The visuals of a blitz-ravaged London were stunning, and the climatic space battle as the Allied spitfires bombarded the Dalek saucer was exciting and vibrant (if a little ridiculous: early 20th century human guns defeating a merciless time-travelling alien enemy?!!). One small worry I am left with concerning future instalments, however, is Amy's role: for the second week running she has been of questionable value to the story until she saves the day with a brilliant last minute solution which even the super-intelligent Doctor hasn't thought up. I like her zesty characterisation and rapport with her childhood idol, but it will become far too predictable if this plot device is employed every week.

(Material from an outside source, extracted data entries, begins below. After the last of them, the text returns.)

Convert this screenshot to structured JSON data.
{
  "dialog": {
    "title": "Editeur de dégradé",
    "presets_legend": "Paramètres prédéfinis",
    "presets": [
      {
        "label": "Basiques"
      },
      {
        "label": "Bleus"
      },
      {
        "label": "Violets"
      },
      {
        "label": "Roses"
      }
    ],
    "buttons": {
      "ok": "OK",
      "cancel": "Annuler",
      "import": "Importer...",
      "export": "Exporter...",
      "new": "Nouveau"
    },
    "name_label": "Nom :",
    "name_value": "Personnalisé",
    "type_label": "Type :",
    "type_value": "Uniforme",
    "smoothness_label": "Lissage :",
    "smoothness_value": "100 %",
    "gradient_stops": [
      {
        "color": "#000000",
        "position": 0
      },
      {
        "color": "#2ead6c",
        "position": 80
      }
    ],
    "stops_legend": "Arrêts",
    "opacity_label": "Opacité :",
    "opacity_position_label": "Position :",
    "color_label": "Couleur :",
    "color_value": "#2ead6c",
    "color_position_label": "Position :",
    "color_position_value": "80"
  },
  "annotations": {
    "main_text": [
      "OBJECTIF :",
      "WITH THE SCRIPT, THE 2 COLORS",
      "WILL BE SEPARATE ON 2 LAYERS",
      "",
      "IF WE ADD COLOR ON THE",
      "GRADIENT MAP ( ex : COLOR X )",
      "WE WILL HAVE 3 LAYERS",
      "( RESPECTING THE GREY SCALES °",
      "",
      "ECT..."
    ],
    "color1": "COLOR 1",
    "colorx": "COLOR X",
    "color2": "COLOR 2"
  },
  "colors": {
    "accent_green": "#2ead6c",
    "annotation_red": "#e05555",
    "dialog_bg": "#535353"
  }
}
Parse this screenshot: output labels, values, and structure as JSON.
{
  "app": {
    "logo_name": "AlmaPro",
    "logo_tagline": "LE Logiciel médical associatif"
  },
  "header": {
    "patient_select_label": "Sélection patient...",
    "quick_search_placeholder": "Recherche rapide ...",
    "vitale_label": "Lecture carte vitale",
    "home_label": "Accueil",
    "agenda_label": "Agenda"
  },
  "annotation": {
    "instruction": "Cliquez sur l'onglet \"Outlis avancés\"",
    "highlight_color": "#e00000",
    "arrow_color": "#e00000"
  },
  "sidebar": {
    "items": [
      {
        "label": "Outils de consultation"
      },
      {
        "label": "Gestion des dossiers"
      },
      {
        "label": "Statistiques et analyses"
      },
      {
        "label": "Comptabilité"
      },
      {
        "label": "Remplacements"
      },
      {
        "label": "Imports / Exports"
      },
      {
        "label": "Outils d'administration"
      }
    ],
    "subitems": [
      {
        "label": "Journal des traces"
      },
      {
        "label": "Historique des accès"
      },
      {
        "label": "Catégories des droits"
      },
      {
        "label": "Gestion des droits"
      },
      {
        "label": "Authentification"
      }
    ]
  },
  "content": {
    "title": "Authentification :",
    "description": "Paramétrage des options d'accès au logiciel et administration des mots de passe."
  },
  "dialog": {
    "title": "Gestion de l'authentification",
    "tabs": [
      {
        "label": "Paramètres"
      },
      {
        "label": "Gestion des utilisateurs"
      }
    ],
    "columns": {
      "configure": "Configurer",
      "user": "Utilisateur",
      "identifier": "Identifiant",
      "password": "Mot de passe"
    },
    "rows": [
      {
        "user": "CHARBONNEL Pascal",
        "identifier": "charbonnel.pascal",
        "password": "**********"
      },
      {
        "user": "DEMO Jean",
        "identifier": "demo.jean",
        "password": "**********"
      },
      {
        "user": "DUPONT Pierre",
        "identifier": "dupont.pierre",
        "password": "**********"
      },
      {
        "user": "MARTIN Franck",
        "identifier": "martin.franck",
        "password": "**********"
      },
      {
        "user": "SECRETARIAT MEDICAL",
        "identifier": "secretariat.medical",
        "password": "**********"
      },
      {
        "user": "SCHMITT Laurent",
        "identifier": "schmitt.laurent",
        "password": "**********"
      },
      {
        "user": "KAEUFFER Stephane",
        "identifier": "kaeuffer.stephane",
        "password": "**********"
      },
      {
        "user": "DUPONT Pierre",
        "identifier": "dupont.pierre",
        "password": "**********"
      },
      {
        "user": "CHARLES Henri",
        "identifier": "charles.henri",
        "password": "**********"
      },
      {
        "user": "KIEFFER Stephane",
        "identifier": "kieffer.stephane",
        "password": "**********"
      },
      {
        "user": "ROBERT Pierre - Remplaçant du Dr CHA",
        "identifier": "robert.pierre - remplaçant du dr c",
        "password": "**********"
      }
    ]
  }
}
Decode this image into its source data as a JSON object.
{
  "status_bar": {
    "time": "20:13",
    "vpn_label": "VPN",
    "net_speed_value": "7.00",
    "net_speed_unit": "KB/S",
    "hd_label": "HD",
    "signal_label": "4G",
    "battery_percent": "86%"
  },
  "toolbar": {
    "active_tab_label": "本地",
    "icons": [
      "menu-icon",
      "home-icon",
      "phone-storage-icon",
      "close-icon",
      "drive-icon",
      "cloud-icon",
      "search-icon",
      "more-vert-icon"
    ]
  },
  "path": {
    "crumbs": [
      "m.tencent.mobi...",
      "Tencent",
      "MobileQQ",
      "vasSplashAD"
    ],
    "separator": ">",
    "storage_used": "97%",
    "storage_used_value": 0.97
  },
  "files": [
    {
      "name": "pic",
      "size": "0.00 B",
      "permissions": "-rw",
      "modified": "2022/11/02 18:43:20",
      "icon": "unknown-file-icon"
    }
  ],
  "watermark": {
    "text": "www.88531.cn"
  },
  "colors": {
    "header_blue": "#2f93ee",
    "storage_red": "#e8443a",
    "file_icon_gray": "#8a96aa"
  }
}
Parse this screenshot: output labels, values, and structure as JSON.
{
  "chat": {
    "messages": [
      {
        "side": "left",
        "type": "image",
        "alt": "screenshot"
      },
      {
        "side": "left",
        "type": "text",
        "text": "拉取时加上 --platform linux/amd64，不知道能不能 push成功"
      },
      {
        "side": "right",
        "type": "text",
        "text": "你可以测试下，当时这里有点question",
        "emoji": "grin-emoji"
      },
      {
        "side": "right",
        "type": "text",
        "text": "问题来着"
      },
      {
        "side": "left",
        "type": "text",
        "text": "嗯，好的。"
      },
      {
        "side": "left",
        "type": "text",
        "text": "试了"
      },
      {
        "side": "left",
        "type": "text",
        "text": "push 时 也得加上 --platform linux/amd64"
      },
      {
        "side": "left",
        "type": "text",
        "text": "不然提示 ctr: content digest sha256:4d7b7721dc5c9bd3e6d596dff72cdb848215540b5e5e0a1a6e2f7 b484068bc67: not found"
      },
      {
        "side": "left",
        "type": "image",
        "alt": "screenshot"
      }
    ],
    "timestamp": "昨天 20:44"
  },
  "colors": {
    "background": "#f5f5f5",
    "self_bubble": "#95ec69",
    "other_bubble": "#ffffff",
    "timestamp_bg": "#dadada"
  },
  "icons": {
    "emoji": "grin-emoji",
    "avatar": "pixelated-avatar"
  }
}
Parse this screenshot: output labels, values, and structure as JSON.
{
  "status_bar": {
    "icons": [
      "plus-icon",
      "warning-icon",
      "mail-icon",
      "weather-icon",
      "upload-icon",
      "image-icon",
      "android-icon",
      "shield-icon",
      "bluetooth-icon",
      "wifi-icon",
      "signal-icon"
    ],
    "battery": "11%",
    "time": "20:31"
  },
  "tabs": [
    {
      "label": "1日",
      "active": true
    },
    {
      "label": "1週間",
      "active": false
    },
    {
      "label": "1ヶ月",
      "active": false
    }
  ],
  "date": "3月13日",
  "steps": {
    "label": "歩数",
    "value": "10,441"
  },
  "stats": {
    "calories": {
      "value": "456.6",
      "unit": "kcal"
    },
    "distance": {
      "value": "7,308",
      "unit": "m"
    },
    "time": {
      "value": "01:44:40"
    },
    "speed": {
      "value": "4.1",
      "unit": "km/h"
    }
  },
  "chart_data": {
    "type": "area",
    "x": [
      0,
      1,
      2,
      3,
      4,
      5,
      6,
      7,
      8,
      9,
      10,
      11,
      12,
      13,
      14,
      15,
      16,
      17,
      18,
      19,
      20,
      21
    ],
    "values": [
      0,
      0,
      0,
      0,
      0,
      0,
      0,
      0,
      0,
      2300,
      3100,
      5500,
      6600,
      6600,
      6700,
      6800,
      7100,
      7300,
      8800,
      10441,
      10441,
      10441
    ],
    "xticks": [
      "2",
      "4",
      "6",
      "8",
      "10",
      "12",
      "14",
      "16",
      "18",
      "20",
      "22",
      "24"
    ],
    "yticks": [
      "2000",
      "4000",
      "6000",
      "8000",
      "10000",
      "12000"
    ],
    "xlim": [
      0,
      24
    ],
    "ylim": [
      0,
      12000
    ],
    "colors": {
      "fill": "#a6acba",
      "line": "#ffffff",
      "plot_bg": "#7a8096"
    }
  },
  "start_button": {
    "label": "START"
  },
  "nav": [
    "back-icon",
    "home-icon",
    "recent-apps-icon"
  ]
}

CR@B Verdict: A well-balanced and spirited return to form after last week's stumble, and possibly the greatest Dalek story of modern Who. A definite victory for Mark Gatiss: “Ex-cep-tion-al!”


  1. Interesting to see how people can have entirely opposed views on entirely the same things :-)
    I thought the 2nd episode was quite good actually, and this one a bit more 'meh'. Must say that having viewed this episode twice now, makes it look better. The first time around things went a bit too quickly for me, and I didn't understand what the doctor's testimony meant to the Daleks. Second viewing cleared that up, which instantly makes the episode a couple of points better.

    I agree that it's best that this 'Amy saves the world after the Doctor does the footwork' won't become a formula. The only formula allowed for this show should be "something bad happens or is about to happen" and "all is well again". Anything in between should keep us entertained, not just waiting for the same repeated formula.

    That said, maybe the fact that Amy is saving the day twice in a row could have something to do with whatever is the cause of her not remembering the Daleks. In that case, it's only intriguing of course ;-)

    Is it possible that she is more than just a human? Could she, like professor Bracewell, have memories 'injected' that are not really hers? Or is her memory of the Daleks just sucked through the crack in the wall, or, as one person on Twitter commented: was she just watching the X-Factor while the Daleks invaded earth ;-)

  2. Another thought: Looking at the storyline in the 1st episode compared to those in the latter two, I can't help but thinking: why don't they make all the episodes 65 minutes instead of 45, so they have time to properly tell the story... I'm sure it would improve the overall impression.

  3. @Anonymous

    I really enjoyed this episode as a piece of entertainment. In that sense I didn't pick up on the flaws or inconsistancies that long-time Who-fans may have done because I wasn't looking for them. Last week's episode was simply too indebted to a plethora of other films/TV for me to enjoy it in its own right. Everything had been done (and better) elsewhere. But, yeah, everybody seems to have differing opinions on Dr. Who: The Marmite Era, lol.

    Clearly there is *something* up with Amy/no memory of the Daleks/this reappearing crack. i like your idea of these memories being sucked through the crack...

    Unfortunately I feel having her save the day in these early episodes is just a way to integrate her characeter and make her more useful and, therefore, likeable to the critical fanbase. That is rather cynical of me, however, and she does seem to have won over the majority (myself included) already.

    If she was watching X Factor, at least we'd have some idea of what YEAR episode 5.1 was set in!! :-b lol.

    Hour-long episodes would be fine by me, but there was a rushed feel to the conclusion even in The Eleventh Doctor; must just be the Doctor's style!!